• They tell me I have a fever, but they do not know how very wrong, and at the same time, how very right they are.

    I sit here staring at a glowing screen. My whole body feels heavy as if someone attached invisible weights to my limbs while I was sleeping. Everything seems farther away than it should; It’s as if I’m looking at life through a rear view mirror. My joints ache, although the simple letters a, c, h, and e seem quite insufficient to describe my suffering. It’s a sore feeling deep inside my bones that laughs at my futile attempts to banish it into the depths it came from. It feels almost as if I bend the right way or twist the right direction, I may be able to shake it off. In vain I try, time and time again, but to no avail. The vile fiend, this “ache” as the English language has deemed itself worthy to name it, watches me with glee as I struggle against his chains. Each time I gain hope, and each time the monster crushes me anew.
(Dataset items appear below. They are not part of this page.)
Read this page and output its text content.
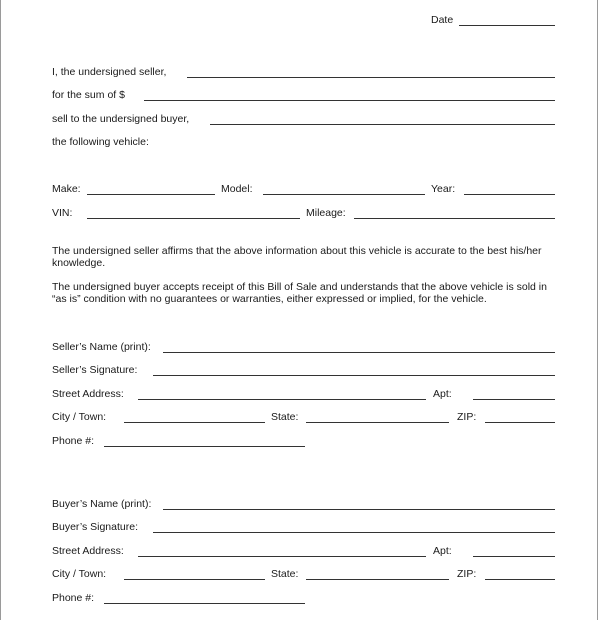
Date
I, the undersigned seller,
for the sum of $
sell to the undersigned buyer,
the following vehicle:
Make:	Model:	Year:
VIN:	Mileage:
The undersigned seller affirms that the above information about this vehicle is accurate to the best his/her knowledge.
The undersigned buyer accepts receipt of this Bill of Sale and understands that the above vehicle is sold in “as is” condition with no guarantees or warranties, either expressed or implied, for the vehicle.
Seller’s Name (print):
Seller’s Signature:
Street Address:	Apt:
City / Town:	State:	ZIP:
Phone #:
Buyer’s Name (print):
Buyer’s Signature:
Street Address:	Apt:
City / Town:	State:	ZIP:
Phone #:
    I have shivers. Happy little trills of inner cold that float around inside me, destroying my inner thermostat, just for the fun of it. I can almost feel them laughing like pleased children as I throw the blankets of my bed around, struggling to find comfort just long enough to slip into the state of unconscious sleep I so desperately covet. The bonds they lay on me are as horrible as my aches, letting me stray dangerously close to sleep only in time to pull me back ruthlessly into the hell they have turned my body into. I’m trapped you see, in the worst place imaginable. This “sickness” as they call it, has no right to invade the flesh and bone tool of my very existence, yet it happily proceeds.
    But yet as I sit here battling a foe I cannot see, something inside me changes. Whether out of pity or love I cannot tell, but my muse has returned to my side. Whispering these “words”, these seeds of story into my ear, she smiles. From my warped perspective I cannot tell if it is a smile of joy or a wicked smile of delight at my suffering. I am too weak to decide if I care.
    So I sit here staring at a glowing screen. Words are flowing at a pressure and speed so great that I have no power to stop it. My eyes begin to burn and my throat begs for water, but I cannot move. I write and I write, with a smile on my face. From my warped perspective of the world, I can no longer tell if I smile at the joy of returning to my art, or if I smile in desperation at my own pitiful existence.

    They tell me I have a fever, but I am too weak to decide if I care.